Another characteristic of adhesives that may cause degradation is water sorption ability. Swelling of the polymers reduces frictional forces between polymer chains and decreases the mechanical properties of adhesives, causing discoloration at marginal interfaces. This situation can also lead to the formation of marginal gaps and secondary caries [51]. Water sorption ability is affected by existing monomers in adhesives. Different adhesive systems contain different monomers, affecting bond strength and durability. The hydroxyl group in Bis-GMA has a higher cohesive energy density than does urethane, which forms weaker hydrogen bonds. Due to the lower energy needed in the urethane group, the links of hydrogen bridges are established more easily, favoring greater water gain and, conversely, easier loss of water molecules. The presence of more UDMA in the composition of the ethanol/water-based adhesive system may explain the greater gain and loss of mass when compared with other adhesive systems [52]. Although the adhesives in the present study contained different monomers, no significant differences were detected among groups. Twelve months of follow-up may not be long enough to determine the effects of different monomers and water sorption in adhesive systems.

To the best of our knowledge, few studies have evaluated universal adhesives clinically, and none has yet compared different universal adhesives. Loguercio et al. [23] compared Single Bond Universal in different application modes and reported that only one restoration was lost in etch&rinse groups during 3 years of observations. Lawson et al. [7] reported that Single Bond Universal showed no retention loss in etch&rinse mode over 3 years of evaluations. These investigations showed high retention rates (100% [7], 98% [23]) at the 3-year evaluation, as did the current study.

Previous researchers have used different types of composite resins [18] such as microhybrid [29, 53] and nano-hybrid composite resins [7, 23] in the restoration of NCCLs. Additionally, Celik et al. [54] reported results with a self-adhering flowable composite resin. Unfortunately, the self-adhering composite resin showed unacceptable clinical results, with a survival rate of just 33% at 6 months. Besides, another clinical trial which compared two flowable composite resins (N’Durance Dimer Flow and Filtek Supreme XTE Flow) on NCCLs demonstrated that both flowable composite resins performed similarly and successful after a 5-year evaluation [55].

In the present study, two restorations from the CU group showed slight changes in surface texture at the 6-month evaluation. After 18 months, ten restorations demonstrated bravo scores for surface texture, and three restorations scored bravo regarding color match. The universal flowable composite resin used in the study did not show any unacceptable degradation. Most flowable composite resins on the market demonstrate low viscosity, whereas the universal flowable composite resin used in the present study seemed to have high viscosity, allowing the clinician to imitate the anatomical form during manipulation and restoration. After application of the flowable composite resin to the lesion, the clinician could create the proper shape using instruments, and the composite resin did not flow away as other flowable composite resins do. Additionally, the finishing procedure of the restorations became easy and quick because there was no need to reshape before polishing.
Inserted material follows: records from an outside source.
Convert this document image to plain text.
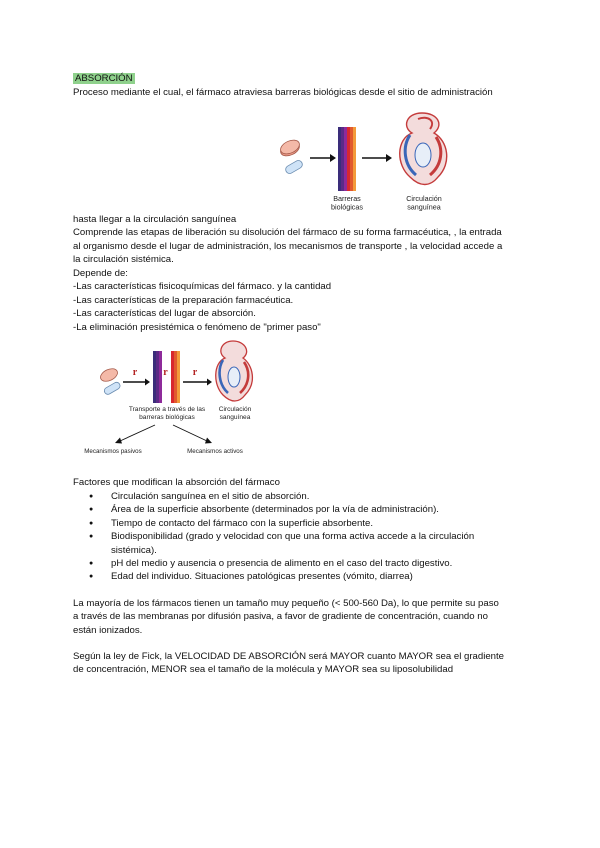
ABSORCIÓN
Proceso mediante el cual, el fármaco atraviesa barreras biológicas desde el sitio de administración
Barreras
biológicas
Circulación
sanguínea
hasta llegar a la circulación sanguínea
Comprende las etapas de liberación su disolución del fármaco de su forma farmacéutica, , la entrada
al organismo desde el lugar de administración, los mecanismos de transporte , la velocidad accede a
la circulación sistémica.
Depende de:
-Las características fisicoquímicas del fármaco. y la cantidad
-Las características de la preparación farmacéutica.
-Las características del lugar de absorción.
-La eliminación presistémica o fenómeno de "primer paso"
r	r	r
Transporte a través de las
barreras biológicas
Circulación
sanguínea
Mecanismos pasivos	Mecanismos activos
Factores que modifican la absorción del fármaco
● Circulación sanguínea en el sitio de absorción.
● Área de la superficie absorbente (determinados por la vía de administración).
● Tiempo de contacto del fármaco con la superficie absorbente.
● Biodisponibilidad (grado y velocidad con que una forma activa accede a la circulación
sistémica).
● pH del medio y ausencia o presencia de alimento en el caso del tracto digestivo.
● Edad del individuo. Situaciones patológicas presentes (vómito, diarrea)
La mayoría de los fármacos tienen un tamaño muy pequeño (< 500-560 Da), lo que permite su paso
a través de las membranas por difusión pasiva, a favor de gradiente de concentración, cuando no
están ionizados.
Según la ley de Fick, la VELOCIDAD DE ABSORCIÓN será MAYOR cuanto MAYOR sea el gradiente
de concentración, MENOR sea el tamaño de la molécula y MAYOR sea su liposolubilidad
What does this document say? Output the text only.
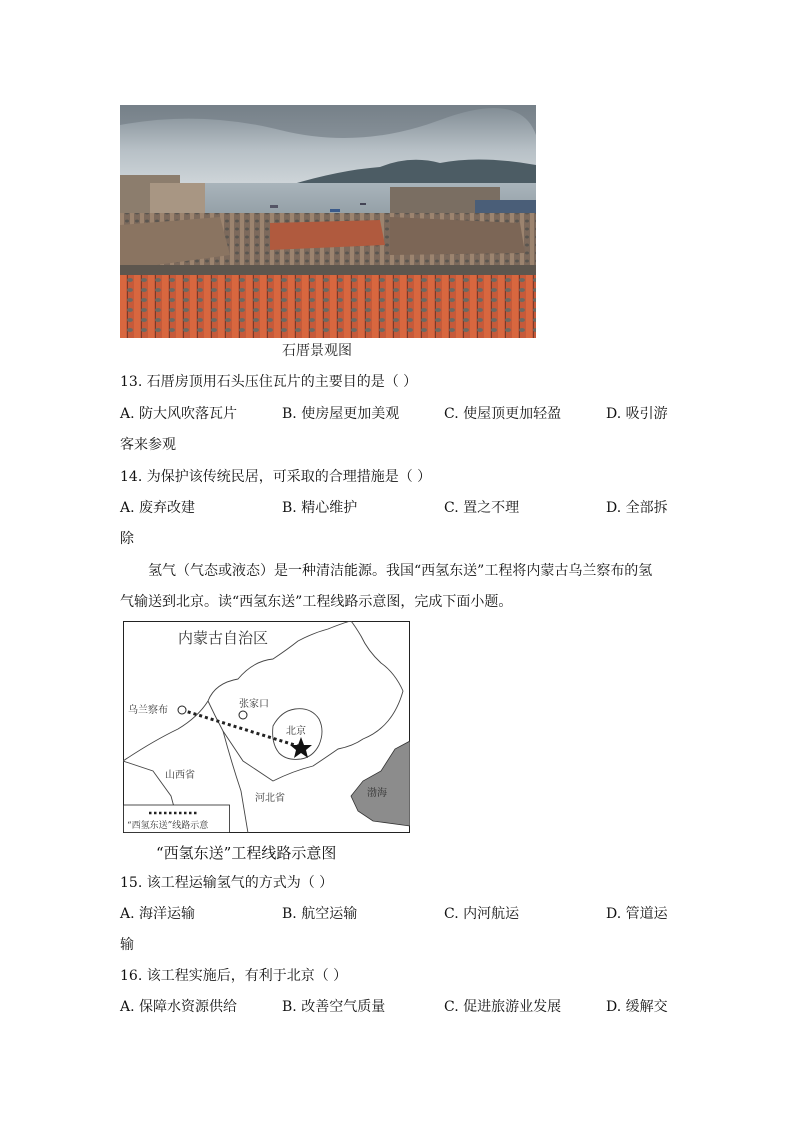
石厝景观图
13. 石厝房顶用石头压住瓦片的主要目的是（ ）
A. 防大风吹落瓦片	B. 使房屋更加美观	C. 使屋顶更加轻盈	D. 吸引游
客来参观
14. 为保护该传统民居，可采取的合理措施是（ ）
A. 废弃改建	B. 精心维护	C. 置之不理	D. 全部拆
除
氢气（气态或液态）是一种清洁能源。我国“西氢东送”工程将内蒙古乌兰察布的氢
气输送到北京。读“西氢东送”工程线路示意图，完成下面小题。
内蒙古自治区
乌兰察布
张家口
北京
山西省
河北省	渤海
“西氢东送”线路示意
“西氢东送”工程线路示意图
15. 该工程运输氢气的方式为（ ）
A. 海洋运输	B. 航空运输	C. 内河航运	D. 管道运
输
16. 该工程实施后，有利于北京（ ）
A. 保障水资源供给	B. 改善空气质量	C. 促进旅游业发展	D. 缓解交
In the present study, the restorations were observed for a short length of time. Further evaluations will be carried out to evaluate the performance of these adhesives after longer clinical service.

Conclusions

Within the limitations, this preliminary report on an 18-month evaluation of three universal adhesives concluded that:

  1. (1)

    Clearfil Universal Bond, iBOND Universal, and G-Premio Bond demonstrated good retention, and none of the restorations exhibited post-operative sensitivity;

  2. (2)

    The three universal adhesives tested showed minor differences in terms of marginal adaptation, marginal discoloration, surface texture, and color match; but,

  3. (3)

    The three universal adhesives tested presented acceptable clinical results at the 18-month evaluation.